In an editorial in the Journal of Clinical Oncology that ran with the paper, Wendie Berg, M.D., of the Magee Women’s Hospital at the University of Pittsburgh Medical Center, wrote that a high false-positive rate is why many doctors have been reluctant to use ultrasound for breast cancer screening. The ASTOUND study may start to change that.
“Importantly, in preliminary results from the ASTOUND trial, false-positive recalls (2.0%) and biopsies (0.7%) were acceptably low,” Dr. Berg wrote.
"In this study, we are comparing two additional tests to see if they can do better than standard mammograms in finding cancer in women with dense breasts; we have found that ultrasound does better than tomosynthesis, but ultrasound is a separate test, it is time-consuming and, in less experienced hands, it can lead to a lot of false alarms,” Dr. Houssami said. “However, tomosynthesis, which is a form of refined mammography, can be carried out as part of the standard 2-D mammogram screen, or even instead of it. Given that tomosynthesis detected more than 50% of the additional breast cancers in these women, the implications are that it has the potential to be the primary mammography screening method without the need for an extra screening procedure.

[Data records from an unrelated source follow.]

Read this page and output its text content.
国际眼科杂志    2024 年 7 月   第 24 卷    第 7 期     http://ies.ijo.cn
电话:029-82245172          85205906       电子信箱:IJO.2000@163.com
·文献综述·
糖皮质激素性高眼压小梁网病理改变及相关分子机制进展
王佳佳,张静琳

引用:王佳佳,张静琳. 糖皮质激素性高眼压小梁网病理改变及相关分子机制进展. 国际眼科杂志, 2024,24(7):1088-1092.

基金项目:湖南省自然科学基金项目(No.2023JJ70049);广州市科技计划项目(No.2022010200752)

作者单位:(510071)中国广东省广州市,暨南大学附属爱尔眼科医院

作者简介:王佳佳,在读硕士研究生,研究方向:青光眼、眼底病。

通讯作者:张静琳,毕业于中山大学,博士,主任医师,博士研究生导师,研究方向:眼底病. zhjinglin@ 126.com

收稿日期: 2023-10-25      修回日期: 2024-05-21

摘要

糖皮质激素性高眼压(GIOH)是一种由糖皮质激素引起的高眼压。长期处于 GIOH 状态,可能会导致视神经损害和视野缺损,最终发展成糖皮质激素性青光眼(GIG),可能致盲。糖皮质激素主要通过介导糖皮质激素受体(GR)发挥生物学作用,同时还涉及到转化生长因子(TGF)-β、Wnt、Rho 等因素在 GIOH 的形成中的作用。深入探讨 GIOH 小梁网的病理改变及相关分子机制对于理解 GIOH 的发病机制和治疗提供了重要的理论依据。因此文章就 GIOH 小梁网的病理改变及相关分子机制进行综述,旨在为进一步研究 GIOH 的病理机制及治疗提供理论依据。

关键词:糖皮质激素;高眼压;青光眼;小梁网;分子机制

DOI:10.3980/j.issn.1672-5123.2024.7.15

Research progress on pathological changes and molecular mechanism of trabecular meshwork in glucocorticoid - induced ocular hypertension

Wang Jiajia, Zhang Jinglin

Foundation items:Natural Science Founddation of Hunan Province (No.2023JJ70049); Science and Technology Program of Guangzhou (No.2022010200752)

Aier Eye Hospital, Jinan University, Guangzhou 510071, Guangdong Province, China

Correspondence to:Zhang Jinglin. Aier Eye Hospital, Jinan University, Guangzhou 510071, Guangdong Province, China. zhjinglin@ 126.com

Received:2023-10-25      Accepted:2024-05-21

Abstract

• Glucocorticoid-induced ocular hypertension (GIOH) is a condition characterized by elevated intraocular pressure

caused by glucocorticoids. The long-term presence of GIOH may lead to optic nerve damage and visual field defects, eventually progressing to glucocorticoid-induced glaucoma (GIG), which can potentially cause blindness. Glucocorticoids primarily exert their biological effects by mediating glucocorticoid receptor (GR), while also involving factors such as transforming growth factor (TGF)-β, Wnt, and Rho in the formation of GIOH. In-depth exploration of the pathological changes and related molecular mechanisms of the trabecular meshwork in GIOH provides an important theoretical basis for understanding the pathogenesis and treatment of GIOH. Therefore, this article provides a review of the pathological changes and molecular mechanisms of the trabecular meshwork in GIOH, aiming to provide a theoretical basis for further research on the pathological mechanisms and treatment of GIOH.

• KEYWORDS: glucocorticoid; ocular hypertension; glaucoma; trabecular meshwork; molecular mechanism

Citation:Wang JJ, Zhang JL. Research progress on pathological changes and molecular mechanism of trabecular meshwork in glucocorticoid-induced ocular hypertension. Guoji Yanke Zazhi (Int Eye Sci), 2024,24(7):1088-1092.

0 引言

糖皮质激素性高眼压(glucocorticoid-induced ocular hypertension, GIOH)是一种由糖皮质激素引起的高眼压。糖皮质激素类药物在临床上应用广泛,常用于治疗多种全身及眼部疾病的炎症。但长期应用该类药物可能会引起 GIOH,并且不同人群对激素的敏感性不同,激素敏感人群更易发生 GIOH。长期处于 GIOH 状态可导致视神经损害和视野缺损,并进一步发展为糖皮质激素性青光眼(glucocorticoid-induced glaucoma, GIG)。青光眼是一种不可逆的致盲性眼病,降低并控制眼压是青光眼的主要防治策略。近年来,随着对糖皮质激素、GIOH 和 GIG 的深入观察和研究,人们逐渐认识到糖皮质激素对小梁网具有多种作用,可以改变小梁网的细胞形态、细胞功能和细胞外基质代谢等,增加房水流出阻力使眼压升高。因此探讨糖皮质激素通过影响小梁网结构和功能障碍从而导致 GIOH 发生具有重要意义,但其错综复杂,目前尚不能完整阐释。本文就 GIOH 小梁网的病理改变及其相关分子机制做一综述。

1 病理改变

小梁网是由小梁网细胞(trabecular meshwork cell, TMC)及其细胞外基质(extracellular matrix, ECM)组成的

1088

“…Our study does not provide all the answers on this issue but provides the first critical piece of information on how these two tests compare,” Dr. Houssami added. “If a woman is concerned that her breasts are very dense on the mammogram (or has been told her breasts are very dense and would like more testing), I can use the data from ASTOUND to discuss with her the option of having the ultrasound or the tomosynthesis screen; I would discuss with her the pros and cons of adding another test to improve sensitivity for detecting cancer, but would also point out this could have additional harms such as more false alarms."
If you have dense breasts, you and your doctor will develop a screening plan tailored to your unique situation. General recommended screening guidelines include:
- a monthly breast self-exam
- a yearly breast exam by your doctor
- a digital mammogram every year starting at age 40
Digital mammography is better than film mammography in women with dense breasts, regardless of age.
Your personal screening plan also may include:
- 3-D mammogram
Talk to your doctor about developing a specialized program for early detection that meets your individual needs and gives you peace of mind.
To get the best information from your breast imaging studies, it's important to:
- compare this year's study to prior years' studies
- correlate the information from the imaging studies (what you feel in the breast compared to the results of your mammogram, MRI, and ultrasound)
Usually test reports will say if the most recent imaging test is different from other tests or earlier results from the same test.
To keep track of your test results, you may want to get a copy of each imaging report and put them in a binder.